Sind mit den unterschiedlichen Wahrnehmungsbedingungen auch verschiedene Arten des Denkens und Urteilens verbunden? Das Bild gilt traditionell als Medium der Suggestion, die Schrift als Medium der Argumentation und Kritik. Doch so klar lässt die Grenze sich längst nicht mehr ziehen.
Der Philosoph Vilém Flusser sprach schon in den 80er-Jahren des letzten Jahrhunderts von einer "Krise der Linearität" und sagte einen fundamentalen Wandel unserer Medien- und Wissenskultur voraus. Man könne auch "mit Bildern philosophieren", sagte Flusser, aber einem Wechsel des Leitmediums entspreche auch eine andere Auffassung von uns selbst, ein anderes In-der-Welt-Sein. Nach unserem Eintritt in Flussers "Universum der technischen Bilder" organisieren nicht nur die Grafiken und Animationen auf Computerbildschirmen, Handy- und Automatendisplays Alltagswissen nach bildlichen Maßgaben, es gibt auch eine Art Rückbesinnung auf das Zeichnen mit der Hand.
"Graphic Recorder" und "Visual Facilitator" begleiten Konferenzen, um Wissen aufzubereiten, Kommunikation zu strukturieren, Ergebnisse bildlich pointiert zu dokumentieren. "Je komplexer und virtueller unsere Welt wird, desto schwieriger wird es, sich allein in Worten zu verständigen", heißt es bei der Agentur Kommunikationslotsen.
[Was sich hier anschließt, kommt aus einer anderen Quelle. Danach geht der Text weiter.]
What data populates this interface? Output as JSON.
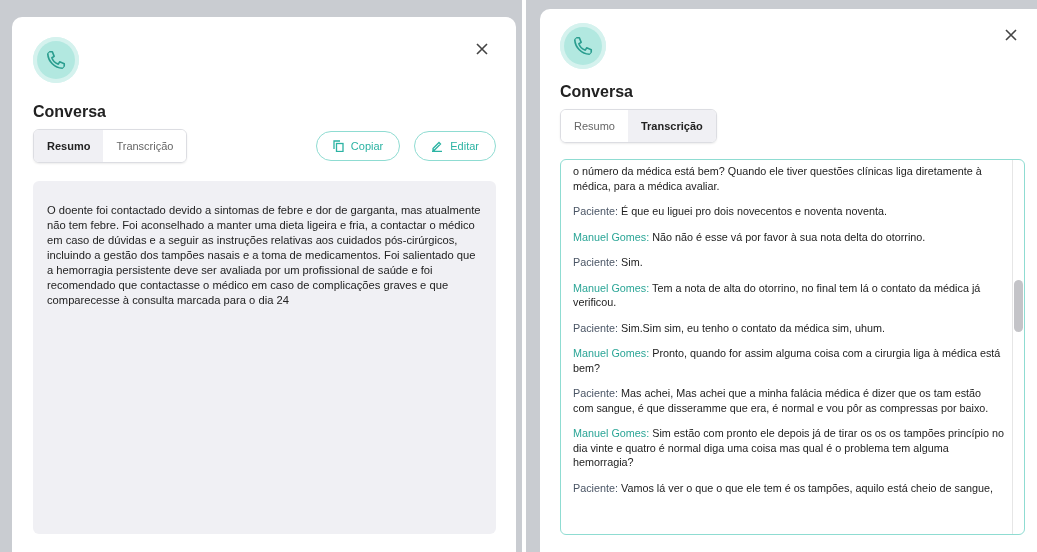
{
  "dialogs": [
    {
      "title": "Conversa",
      "tabs": [
        {
          "label": "Resumo",
          "selected": true
        },
        {
          "label": "Transcrição",
          "selected": false
        }
      ],
      "actions": [
        {
          "label": "Copiar",
          "kind": "copy"
        },
        {
          "label": "Editar",
          "kind": "edit"
        }
      ],
      "summary": "O doente foi contactado devido a sintomas de febre e dor de garganta, mas atualmente não tem febre. Foi aconselhado a manter uma dieta ligeira e fria, a contactar o médico em caso de dúvidas e a seguir as instruções relativas aos cuidados pós-cirúrgicos, incluindo a gestão dos tampões nasais e a toma de medicamentos. Foi salientado que a hemorragia persistente deve ser avaliada por um profissional de saúde e foi recomendado que contactasse o médico em caso de complicações graves e que comparecesse à consulta marcada para o dia 24"
    },
    {
      "title": "Conversa",
      "tabs": [
        {
          "label": "Resumo",
          "selected": false
        },
        {
          "label": "Transcrição",
          "selected": true
        }
      ],
      "transcript": [
        {
          "text": "o número da médica está bem? Quando ele tiver questões clínicas liga diretamente à médica, para a médica avaliar."
        },
        {
          "kind": "patient",
          "speaker": "Paciente:",
          "text": "É que eu liguei pro dois novecentos e noventa noventa."
        },
        {
          "kind": "staff",
          "speaker": "Manuel Gomes:",
          "text": "Não não é esse vá por favor à sua nota delta do otorrino."
        },
        {
          "kind": "patient",
          "speaker": "Paciente:",
          "text": "Sim."
        },
        {
          "kind": "staff",
          "speaker": "Manuel Gomes:",
          "text": "Tem a nota de alta do otorrino, no final tem lá o contato da médica já verificou."
        },
        {
          "kind": "patient",
          "speaker": "Paciente:",
          "text": "Sim.Sim sim, eu tenho o contato da médica sim, uhum."
        },
        {
          "kind": "staff",
          "speaker": "Manuel Gomes:",
          "text": "Pronto, quando for assim alguma coisa com a cirurgia liga à médica está bem?"
        },
        {
          "kind": "patient",
          "speaker": "Paciente:",
          "text": "Mas achei, Mas achei que a minha falácia médica é dizer que os tam estão com sangue, é que disseramme que era, é normal e vou pôr as compressas por baixo."
        },
        {
          "kind": "staff",
          "speaker": "Manuel Gomes:",
          "text": "Sim estão com pronto ele depois já de tirar os os os tampões princípio no dia vinte e quatro é normal diga uma coisa mas qual é o problema tem alguma hemorragia?"
        },
        {
          "kind": "patient",
          "speaker": "Paciente:",
          "text": "Vamos lá ver o que o que ele tem é os tampões, aquilo está cheio de sangue,"
        }
      ]
    }
  ]
}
Aber welchen Regeln folgt die neue Art der Verständigung? Hirnforscher vergleichen die Blickbewegungen beim Lesen und beim Betrachten von Bildern und nutzen ihrerseits bildgebende Verfahren, um zu verstehen, was dabei jeweils im Kopf geschieht.
Kulturwissenschaftler erforschen das Zeichnen und Skizzieren als Verfahren eines Wissens im Entwurf. "Forschung und Gesellschaft" trifft Schnellzeichner und Konstrukteure und verfolgt die Hilfslinien und Gedankenstriche, mit denen wir unser neues Weltbild entwerfen.